Are you left of center? Right of center? I think I know, but maybe I don’t know.
I would say I’m not a big fan of labels, but that sounds kind of cliché.
You’re sounding like John Roberts.
That’s a tough one. It’s all relative. I think I’m definitely liberal on social issues. You know we’ve been unapologetically supportive of gay marriage and impatient in the sense that this needs to be done now.
What about affirmative action?
Generally, yes. That’s such a broad concept. So I think I’m socially liberal. And overall I probably average out middle of the road. In New York, I was famously the only editorial board member who was supportive of the war. And I think because of that a lot of people think I’m more right of center than I necessarily am.
I did get a couple of e-mails from people insideThe New York Timessaying you’re more conservative than one would think. But I didn’t know why.
In the context of The New York Times editorial board, I was on the conservative end. Now, it’s all relative. I think I may be less reflexively anti-business than a lot of earnest liberal editorial writers think they need to be. Mike and I didn’t agree on everything.
What did you disagree on?
Let’s just say we didn’t agree on everything.
On the subject of Joel Stein, are you going to keep him?
(Long pause). He’s a columnist for Current and that hasn’t changed.
Is it going to change?
I don’t know.
Does he have some kind of contract where he needs to be kept for a certain amount of time?
(Long pause). Good question.
In between calling me an idiot, Kinsley said I was a fuddy-duddy because I didn’t want change. He misread what I said. I said he was chaotic in his approach, like Wile E. Coyote zigzagging through the desert. What are you going to keep, and what are you going to jettison?

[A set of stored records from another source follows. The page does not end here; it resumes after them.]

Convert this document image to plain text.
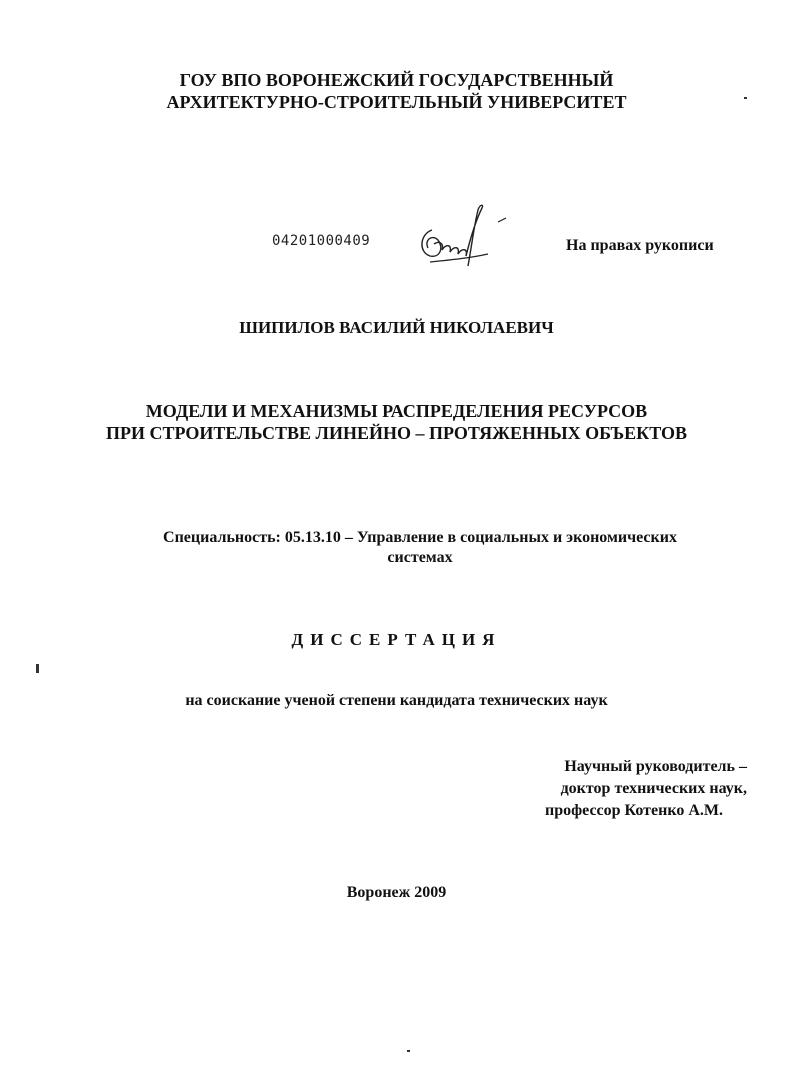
ГОУ ВПО ВОРОНЕЖСКИЙ ГОСУДАРСТВЕННЫЙ
АРХИТЕКТУРНО-СТРОИТЕЛЬНЫЙ УНИВЕРСИТЕТ
04201000409	На правах рукописи
ШИПИЛОВ ВАСИЛИЙ НИКОЛАЕВИЧ
МОДЕЛИ И МЕХАНИЗМЫ РАСПРЕДЕЛЕНИЯ РЕСУРСОВ
ПРИ СТРОИТЕЛЬСТВЕ ЛИНЕЙНО – ПРОТЯЖЕННЫХ ОБЪЕКТОВ
Специальность: 05.13.10 – Управление в социальных и экономических
системах
ДИССЕРТАЦИЯ
на соискание ученой степени кандидата технических наук
Научный руководитель –
доктор технических наук,
профессор Котенко А.М.
Воронеж 2009
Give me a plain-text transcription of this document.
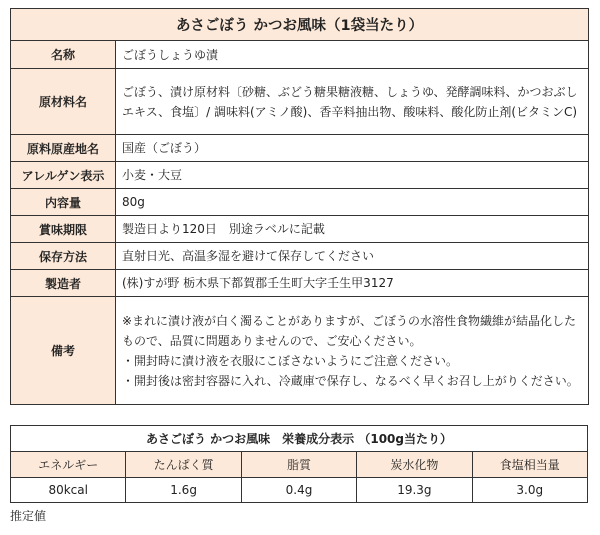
あさごぼう かつお風味（1袋当たり）	
名称	ごぼうしょうゆ漬
原材料名	ごぼう、漬け原材料〔砂糖、ぶどう糖果糖液糖、しょうゆ、発酵調味料、かつおぶしエキス、食塩〕/ 調味料(アミノ酸)、香辛料抽出物、酸味料、酸化防止剤(ビタミンC)
原料原産地名	国産（ごぼう）
アレルゲン表示	小麦・大豆
内容量	80g
賞味期限	製造日より120日　別途ラベルに記載
保存方法	直射日光、高温多湿を避けて保存してください
製造者	(株)すが野 栃木県下都賀郡壬生町大字壬生甲3127
備考	※まれに漬け液が白く濁ることがありますが、ごぼうの水溶性食物繊維が結晶化したもので、品質に問題ありませんので、ご安心ください。
・開封時に漬け液を衣服にこぼさないようにご注意ください。
・開封後は密封容器に入れ、冷蔵庫で保存し、なるべく早くお召し上がりください。
あさごぼう かつお風味　栄養成分表示 （100g当たり）				
エネルギー	たんぱく質	脂質	炭水化物	食塩相当量
80kcal	1.6g	0.4g	19.3g	3.0g
推定値
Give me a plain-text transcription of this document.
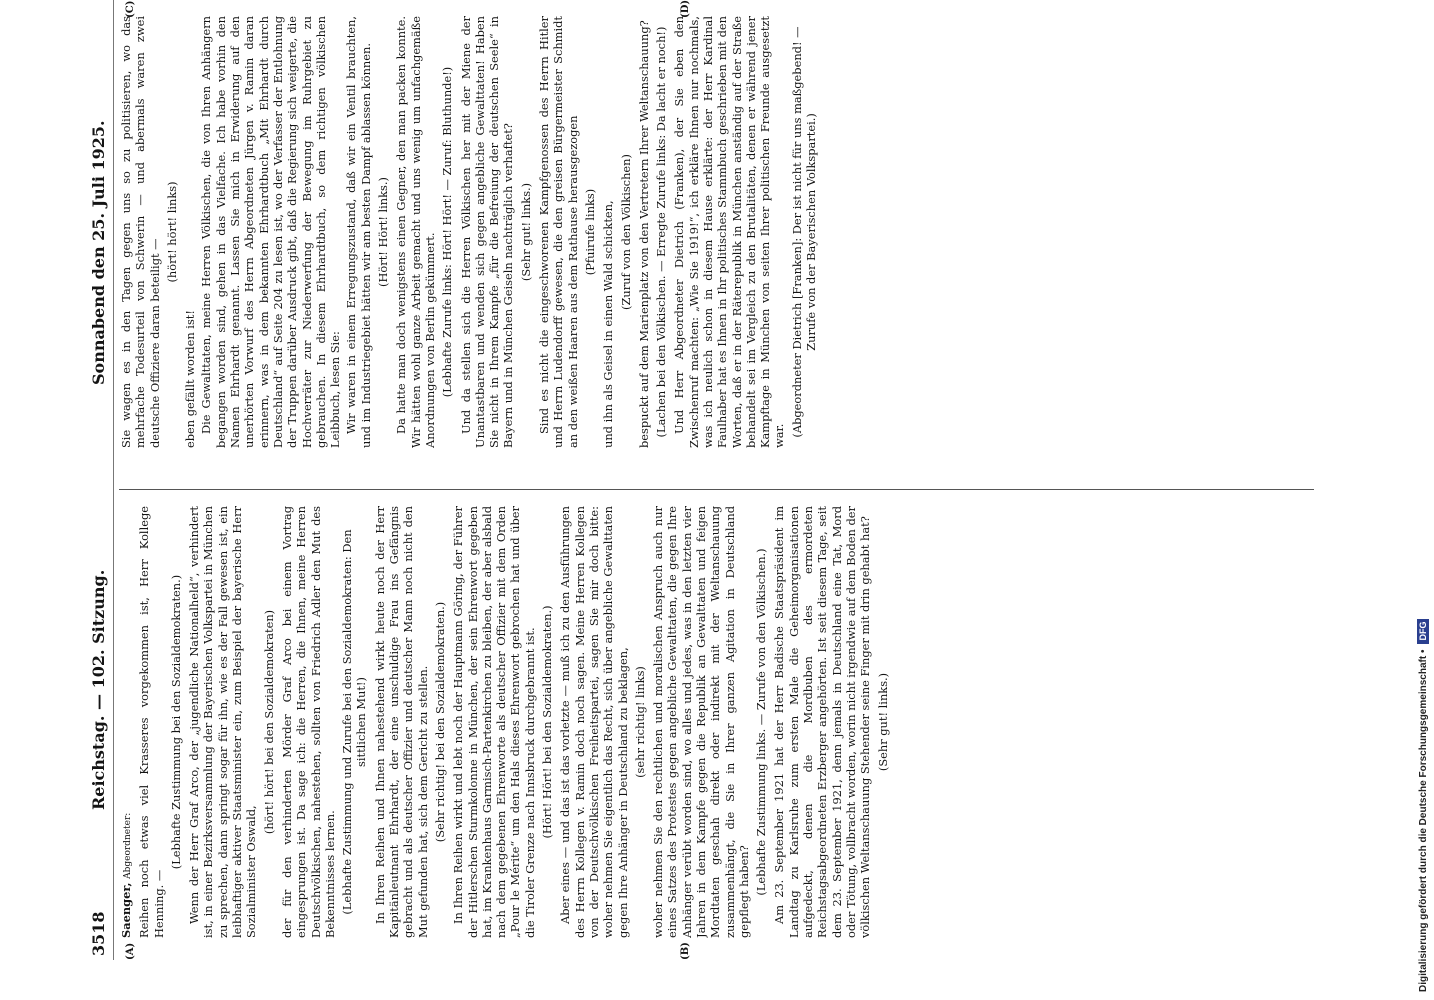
3518
Reichstag. — 102. Sitzung.
Sonnabend den 25. Juli 1925.
(A)	(B)
(C)	(D)

Saenger, Abgeordneter: Reihen noch etwas viel Krasseres vorgekommen ist, Herr Kollege Henning. —

(Lebhafte Zustimmung bei den Sozialdemokraten.) Wenn der Herr Graf Arco, der „jugendliche Nationalheld“, verhindert ist, in einer Bezirksversammlung der Bayerischen Volkspartei in München zu sprechen, dann springt sogar für ihn, wie es der Fall gewesen ist, ein leibhaftiger aktiver Staatsminister ein, zum Beispiel der bayerische Herr Sozialminister Oswald,

(hört! hört! bei den Sozialdemokraten) der für den verhinderten Mörder Graf Arco bei einem Vortrag eingesprungen ist. Da sage ich: die Herren, die Ihnen, meine Herren Deutschvölkischen, nahestehen, sollten von Friedrich Adler den Mut des Bekenntnisses lernen. (Lebhafte Zustimmung und Zurufe bei den Sozialdemokraten: Den sittlichen Mut!) In Ihren Reihen und Ihnen nahestehend wirkt heute noch der Herr Kapitänleutnant Ehrhardt, der eine unschuldige Frau ins Gefängnis gebracht und als deutscher Offizier und deutscher Mann noch nicht den Mut gefunden hat, sich dem Gericht zu stellen. (Sehr richtig! bei den Sozialdemokraten.) In Ihren Reihen wirkt und lebt noch der Hauptmann Göring, der Führer der Hitlerschen Sturmkolonne in München, der sein Ehrenwort gegeben hat, im Krankenhaus Garmisch-Partenkirchen zu bleiben, der aber alsbald nach dem gegebenen Ehrenworte als deutscher Offizier mit dem Orden „Pour le Mérite“ um den Hals dieses Ehrenwort gebrochen hat und über die Tiroler Grenze nach Innsbruck durchgebrannt ist. (Hört! Hört! bei den Sozialdemokraten.) Aber eines — und das ist das vorletzte — muß ich zu den Ausführungen des Herrn Kollegen v. Ramin doch noch sagen. Meine Herren Kollegen von der Deutschvölkischen Freiheitspartei, sagen Sie mir doch bitte: woher nehmen Sie eigentlich das Recht, sich über angebliche Gewalttaten gegen Ihre Anhänger in Deutschland zu beklagen, (sehr richtig! links) woher nehmen Sie den rechtlichen und moralischen Anspruch auch nur eines Satzes des Protestes gegen angebliche Gewalttaten, die gegen Ihre Anhänger verübt worden sind, wo alles und jedes, was in den letzten vier Jahren in dem Kampfe gegen die Republik an Gewalttaten und feigen Mordtaten geschah direkt oder indirekt mit der Weltanschauung zusammenhängt, die Sie in Ihrer ganzen Agitation in Deutschland gepflegt haben? (Lebhafte Zustimmung links. — Zurufe von den Völkischen.) Am 23. September 1921 hat der Herr Badische Staatspräsident im Landtag zu Karlsruhe zum ersten Male die Geheimorganisationen aufgedeckt, denen die Mordbuben des ermordeten Reichstagsabgeordneten Erzberger angehörten. Ist seit diesem Tage, seit dem 23. September 1921, denn jemals in Deutschland eine Tat, Mord oder Tötung, vollbracht worden, worin nicht irgendwie auf dem Boden der völkischen Weltanschauung Stehender seine Finger mit drin gehabt hat? (Sehr gut! links.)

Sie wagen es in den Tagen gegen uns so zu politisieren, wo das mehrfache Todesurteil von Schwerin — und abermals waren zwei deutsche Offiziere daran beteiligt —

(hört! hört! links)

eben gefällt worden ist! Die Gewalttaten, meine Herren Völkischen, die von Ihren Anhängern begangen worden sind, gehen in das Vielfache. Ich habe vorhin den Namen Ehrhardt genannt. Lassen Sie mich in Erwiderung auf den unerhörten Vorwurf des Herrn Abgeordneten Jürgen v. Ramin daran erinnern, was in dem bekannten Ehrhardtbuch „Mit Ehrhardt durch Deutschland“ auf Seite 204 zu lesen ist, wo der Verfasser der Entlohnung der Truppen darüber Ausdruck gibt, daß die Regierung sich weigerte, die Hochverräter zur Niederwerfung der Bewegung im Ruhrgebiet zu gebrauchen. In diesem Ehrhardtbuch, so dem richtigen völkischen Leibbuch, lesen Sie: Wir waren in einem Erregungszustand, daß wir ein Ventil brauchten, und im Industriegebiet hätten wir am besten Dampf ablassen können. (Hört! Hört! links.) Da hatte man doch wenigstens einen Gegner, den man packen konnte. Wir hätten wohl ganze Arbeit gemacht und uns wenig um unfachgemäße Anordnungen von Berlin gekümmert. (Lebhafte Zurufe links: Hört! Hört! — Zuruf: Bluthunde!) Und da stellen sich die Herren Völkischen her mit der Miene der Unantastbaren und wenden sich gegen angebliche Gewalttaten! Haben Sie nicht in Ihrem Kampfe „für die Befreiung der deutschen Seele“ in Bayern und in München Geiseln nachträglich verhaftet? (Sehr gut! links.) Sind es nicht die eingeschworenen Kampfgenossen des Herrn Hitler und Herrn Ludendorff gewesen, die den greisen Bürgermeister Schmidt an den weißen Haaren aus dem Rathause herausgezogen (Pfuirufe links) und ihn als Geisel in einen Wald schickten, (Zuruf von den Völkischen) bespuckt auf dem Marienplatz von den Vertretern Ihrer Weltanschauung? (Lachen bei den Völkischen. — Erregte Zurufe links: Da lacht er noch!) Und Herr Abgeordneter Dietrich (Franken), der Sie eben den Zwischenruf machten: „Wie Sie 1919!“, ich erkläre Ihnen nur nochmals, was ich neulich schon in diesem Hause erklärte: der Herr Kardinal Faulhaber hat es Ihnen in Ihr politisches Stammbuch geschrieben mit den Worten, daß er in der Räterepublik in München anständig auf der Straße behandelt sei im Vergleich zu den Brutalitäten, denen er während jener Kampftage in München von seiten Ihrer politischen Freunde ausgesetzt war. (Abgeordneter Dietrich [Franken]: Der ist nicht für uns maßgebend! — Zurufe von der Bayerischen Volkspartei.)

Digitalisierung gefördert durch die Deutsche Forschungsgemeinschaft •
DFG
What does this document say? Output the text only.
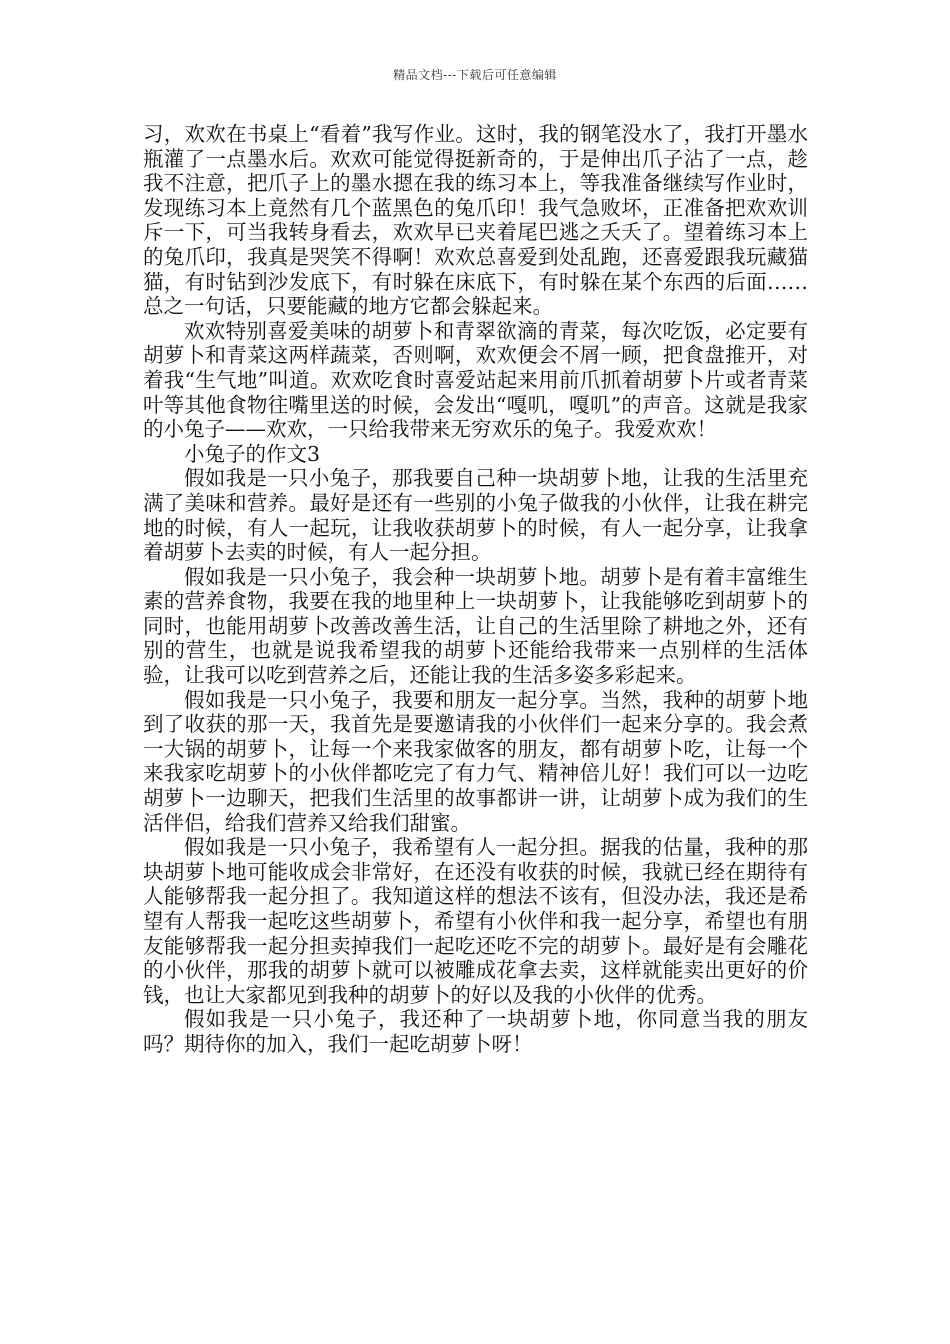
精品文档---下载后可任意编辑

习，欢欢在书桌上“看着”我写作业。这时，我的钢笔没水了，我打开墨水瓶灌了一点墨水后。欢欢可能觉得挺新奇的，于是伸出爪子沾了一点，趁我不注意，把爪子上的墨水摁在我的练习本上，等我准备继续写作业时，发现练习本上竟然有几个蓝黑色的兔爪印！我气急败坏，正准备把欢欢训斥一下，可当我转身看去，欢欢早已夹着尾巴逃之夭夭了。望着练习本上的兔爪印，我真是哭笑不得啊！欢欢总喜爱到处乱跑，还喜爱跟我玩藏猫猫，有时钻到沙发底下，有时躲在床底下，有时躲在某个东西的后面……总之一句话，只要能藏的地方它都会躲起来。

欢欢特别喜爱美味的胡萝卜和青翠欲滴的青菜，每次吃饭，必定要有胡萝卜和青菜这两样蔬菜，否则啊，欢欢便会不屑一顾，把食盘推开，对着我“生气地”叫道。欢欢吃食时喜爱站起来用前爪抓着胡萝卜片或者青菜叶等其他食物往嘴里送的时候，会发出“嘎叽，嘎叽”的声音。这就是我家的小兔子——欢欢，一只给我带来无穷欢乐的兔子。我爱欢欢！

小兔子的作文3

假如我是一只小兔子，那我要自己种一块胡萝卜地，让我的生活里充满了美味和营养。最好是还有一些别的小兔子做我的小伙伴，让我在耕完地的时候，有人一起玩，让我收获胡萝卜的时候，有人一起分享，让我拿着胡萝卜去卖的时候，有人一起分担。

假如我是一只小兔子，我会种一块胡萝卜地。胡萝卜是有着丰富维生素的营养食物，我要在我的地里种上一块胡萝卜，让我能够吃到胡萝卜的同时，也能用胡萝卜改善改善生活，让自己的生活里除了耕地之外，还有别的营生，也就是说我希望我的胡萝卜还能给我带来一点别样的生活体验，让我可以吃到营养之后，还能让我的生活多姿多彩起来。

假如我是一只小兔子，我要和朋友一起分享。当然，我种的胡萝卜地到了收获的那一天，我首先是要邀请我的小伙伴们一起来分享的。我会煮一大锅的胡萝卜，让每一个来我家做客的朋友，都有胡萝卜吃，让每一个来我家吃胡萝卜的小伙伴都吃完了有力气、精神倍儿好！我们可以一边吃胡萝卜一边聊天，把我们生活里的故事都讲一讲，让胡萝卜成为我们的生活伴侣，给我们营养又给我们甜蜜。

假如我是一只小兔子，我希望有人一起分担。据我的估量，我种的那块胡萝卜地可能收成会非常好，在还没有收获的时候，我就已经在期待有人能够帮我一起分担了。我知道这样的想法不该有，但没办法，我还是希望有人帮我一起吃这些胡萝卜，希望有小伙伴和我一起分享，希望也有朋友能够帮我一起分担卖掉我们一起吃还吃不完的胡萝卜。最好是有会雕花的小伙伴，那我的胡萝卜就可以被雕成花拿去卖，这样就能卖出更好的价钱，也让大家都见到我种的胡萝卜的好以及我的小伙伴的优秀。

假如我是一只小兔子，我还种了一块胡萝卜地，你同意当我的朋友吗？期待你的加入，我们一起吃胡萝卜呀！
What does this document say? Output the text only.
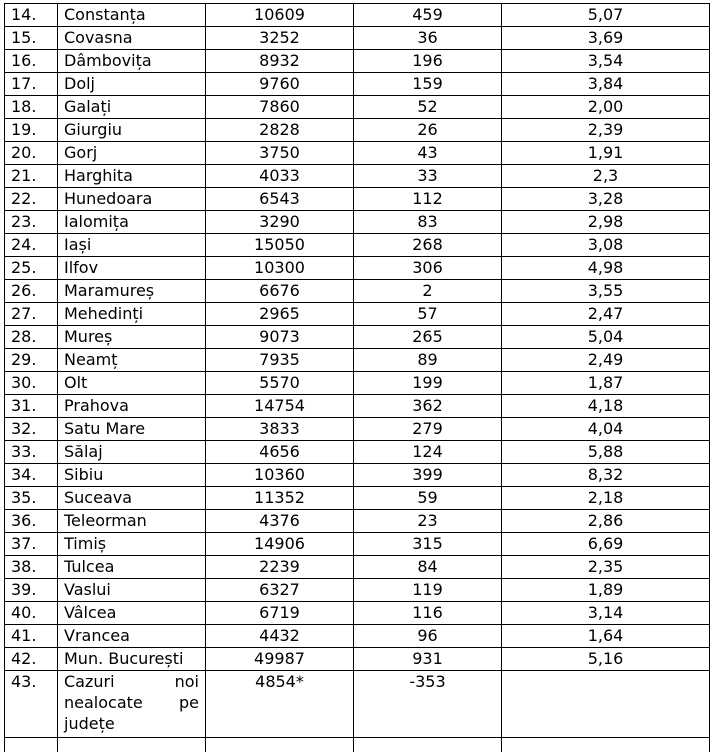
14.	Constanța	10609	459	5,07
15.	Covasna	3252	36	3,69
16.	Dâmbovița	8932	196	3,54
17.	Dolj	9760	159	3,84
18.	Galați	7860	52	2,00
19.	Giurgiu	2828	26	2,39
20.	Gorj	3750	43	1,91
21.	Harghita	4033	33	2,3
22.	Hunedoara	6543	112	3,28
23.	Ialomița	3290	83	2,98
24.	Iași	15050	268	3,08
25.	Ilfov	10300	306	4,98
26.	Maramureș	6676	2	3,55
27.	Mehedinți	2965	57	2,47
28.	Mureș	9073	265	5,04
29.	Neamț	7935	89	2,49
30.	Olt	5570	199	1,87
31.	Prahova	14754	362	4,18
32.	Satu Mare	3833	279	4,04
33.	Sălaj	4656	124	5,88
34.	Sibiu	10360	399	8,32
35.	Suceava	11352	59	2,18
36.	Teleorman	4376	23	2,86
37.	Timiș	14906	315	6,69
38.	Tulcea	2239	84	2,35
39.	Vaslui	6327	119	1,89
40.	Vâlcea	6719	116	3,14
41.	Vrancea	4432	96	1,64
42.	Mun. București	49987	931	5,16
43.	Cazuri noi nealocate pe județe	4854*	-353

Mike definitely brought a different sensibility to a major metropolitan newspaper’s opinion pages. There were days when I found myself feeling like I was the fuddy-duddy, the adult whose role was to say, “No, Michael, we can’t do that.” That was a role I wasn’t accustomed to playing because I always thought I was a pretty irreverent kind of guy. But not compared to Kinsley. It was refreshing in the sense that he had never been at a newspaper so he did challenge a lot of the conventions. And he’s a shameless experimenter. He thinks things are worth trying, and if they work, that’s great, and if they don’t you move on.
And you’re not quite like that?
I think I’m a little more mindful of the restraints a metropolitan newspaper faces that a magazine might not. And I think he had more of a magazine sensibility. I’m hoping some of that pioneering spirit will endure.
One of my main criticisms of the paper has been that, under Carroll, it cared more about Pulitzers than it cared about local coverage. I mean, they renamed the Metro section California – totally ignorant of the fact that people here in Southern California don’t give a rat’s ass about what happens in Northern California. You’re already talking about increasing local coverage, increasing local writers...
I think we’re all in agreement – [publisher] Jeff Johnson, me and Nick Goldberg – that we need more of a local presence on the Op-Ed page.
Is that something Johnson is pushing for? Or are you?
Both. He definitely wants it, and I definitely feel it’s needed, and Nick recognizes it’s an issue, too. I think the mix of subject matter of on the editorial page right now is about right. But I think the Op-Ed page mix is a bit different, and the local component needs to be ratcheted up. There are plenty of arguments as to why you don’t need to do that. But I don’t necessarily buy them. The argument is that you’ve got columnists writing on local subjects elsewhere in the paper, [Steve] Lopez obviously. But I think we do.
Why would you bring on Dennis Prager, who already has so many outlets for his opinions? It’s like you only go to the usual suspects.
It’s not something I did. Remember, up until now, my bailiwick was the Editorial Page.
So things are going to change under you?
Yeah, I think change is a constant at a paper. It’s not going to be this abrupt change, of course. But over time there’ll be some differences people will see on the Op-Ed page and Current. I’ve been devoting my last year to the Editorial page, so giving me this job, I guess, is a way of ensuring some degree of continuity there.